Is this project open-source?

[...]

Now the case where function A calls function B, and function B needs
to return a pointer to a freshly-allocated object, is fairly common.
One way to attack this is to have each function create its own
"region" or "memory pool" and destroy it when it returns.

[...]

This
scheme will allow any call depth to be handled without a GC heap
allocation, as long as no pointer to the object is ever stored in a
global or heap object or passed through a capturing function
parameter.

If I've understood you correctly, this still requires a run-time memory
allocation from the appropriate memory pool --- so I still get the
overhead of running a heap, although I do still get some optimisation
due to being able to explicitly free the pool rather than relying on the
garbage collector to do it.

I think all I need is the simple case where I lower calls to malloc to
alloca instructions if the result is only ever passed to nocapture
functions and is not returned. The function-that-returns-a-pointer case
(which my language does a lot) may be trivially manageable by relying on
said functions being inlined; I've yet to get LLVM to inline anything
yet, so I don't know how well this will work in practice.

[...]

Is this project open-source?

It will be once I get it into a fit state to release...

[...]

Now the case where function A calls function B, and function B needs
to return a pointer to a freshly-allocated object, is fairly common.
One way to attack this is to have each function create its own
"region" or "memory pool" and destroy it when it returns.

[...]

This
scheme will allow any call depth to be handled without a GC heap
allocation, as long as no pointer to the object is ever stored in a
global or heap object or passed through a capturing function
parameter.

If I've understood you correctly, this still requires a run-time memory
allocation from the appropriate memory pool --- so I still get the
overhead of running a heap, although I do still get some optimisation
due to being able to explicitly free the pool rather than relying on the
garbage collector to do it.

Each function's allocator can start by using (preallocated) stack
space,then switch to allocating from the heap when stack space is used
up. Each heap allocation can be the same size, making fragmentation
issues go away... your function allocator simply moves a pointer
through
its allocated space and doesn't support any form of delete.

I've used this scheme manually in several C++ projects (usually
without a fallback garbage collector, although I occasionally reach
for boost::shared_ptr), and found it greatly reduced development
effort while improving code quality and performance. In my own front
end, I'm planning to automate the process much like I've outlined
above, and in the early versions, have it flag an error when it can't
prove the usage to be safe and would need to fall back to a gc
allocation.

I think all I need is the simple case where I lower calls to malloc to
alloca instructions if the result is only ever passed to nocapture
functions and is not returned.

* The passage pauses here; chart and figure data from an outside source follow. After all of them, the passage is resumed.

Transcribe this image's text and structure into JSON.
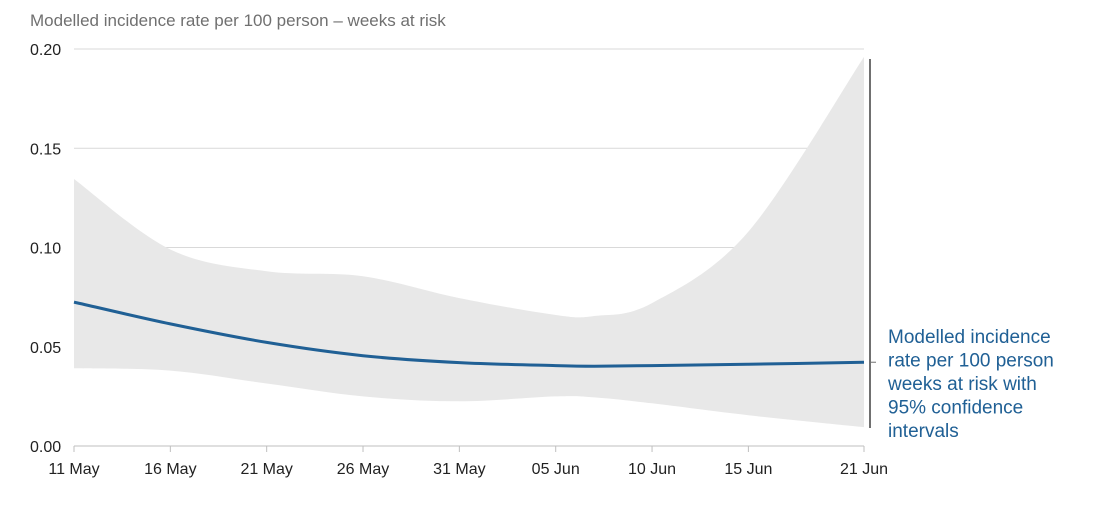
{
  "chart_data": {
    "type": "line",
    "title": "",
    "ylabel": "Modelled incidence rate per 100 person – weeks at risk",
    "xlabel": "",
    "ylim": [
      0,
      0.2
    ],
    "yticks": [
      "0.00",
      "0.05",
      "0.10",
      "0.15",
      "0.20"
    ],
    "xlim": [
      "2021-05-11",
      "2021-06-21"
    ],
    "xticks": [
      {
        "date": "2021-05-11",
        "label": "11 May"
      },
      {
        "date": "2021-05-16",
        "label": "16 May"
      },
      {
        "date": "2021-05-21",
        "label": "21 May"
      },
      {
        "date": "2021-05-26",
        "label": "26 May"
      },
      {
        "date": "2021-05-31",
        "label": "31 May"
      },
      {
        "date": "2021-06-05",
        "label": "05 Jun"
      },
      {
        "date": "2021-06-10",
        "label": "10 Jun"
      },
      {
        "date": "2021-06-15",
        "label": "15 Jun"
      },
      {
        "date": "2021-06-21",
        "label": "21 Jun"
      }
    ],
    "grid": true,
    "series": [
      {
        "name": "Modelled incidence rate per 100 person weeks at risk with 95% confidence intervals",
        "x": [
          "2021-05-11",
          "2021-05-16",
          "2021-05-21",
          "2021-05-26",
          "2021-05-31",
          "2021-06-05",
          "2021-06-07",
          "2021-06-10",
          "2021-06-15",
          "2021-06-21"
        ],
        "y": [
          0.0725,
          0.0615,
          0.0522,
          0.0455,
          0.042,
          0.0405,
          0.0402,
          0.0405,
          0.0412,
          0.0422
        ],
        "lower": [
          0.0392,
          0.038,
          0.0315,
          0.025,
          0.0225,
          0.025,
          0.0245,
          0.0215,
          0.0155,
          0.0095
        ],
        "upper": [
          0.1345,
          0.099,
          0.088,
          0.0855,
          0.0745,
          0.066,
          0.0655,
          0.072,
          0.108,
          0.196
        ]
      }
    ],
    "annotation": {
      "lines": [
        "Modelled incidence",
        "rate per 100 person",
        "weeks at risk with",
        "95% confidence",
        "intervals"
      ]
    },
    "colors": {
      "line": "#206095",
      "band": "#e8e8e8",
      "grid": "#d9d9d9",
      "axis": "#bfbfbf",
      "bracket": "#707070"
    }
  }
}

The function-that-returns-a-pointer case
(which my language does a lot) may be trivially manageable by relying on
said functions being inlined; I've yet to get LLVM to inline anything
yet, so I don't know how well this will work in practice.

As long as the function-that-returns-a-pointer is fairly small, it
should almost always be inlined. You can slap an "alwaysinline"
attribute on such functions if you like, and that should guarantee it
(outside of a few cases like functions that use setjmp, indirect
branches, or recursion)

Looking through the code, I see that functions with dynamic alloca's
don't get inlined into callers that don't have dynamic alloca's,
unless you use the alwaysinline attribute.

One problem with using inlining this way... if you ever try to expose
a dynamic library with functions like this, clients of the dynamic
library won't even try to inline across module boundaries. This means
that your library functions will alloca the space they need, and then
return a pointer to its own stack.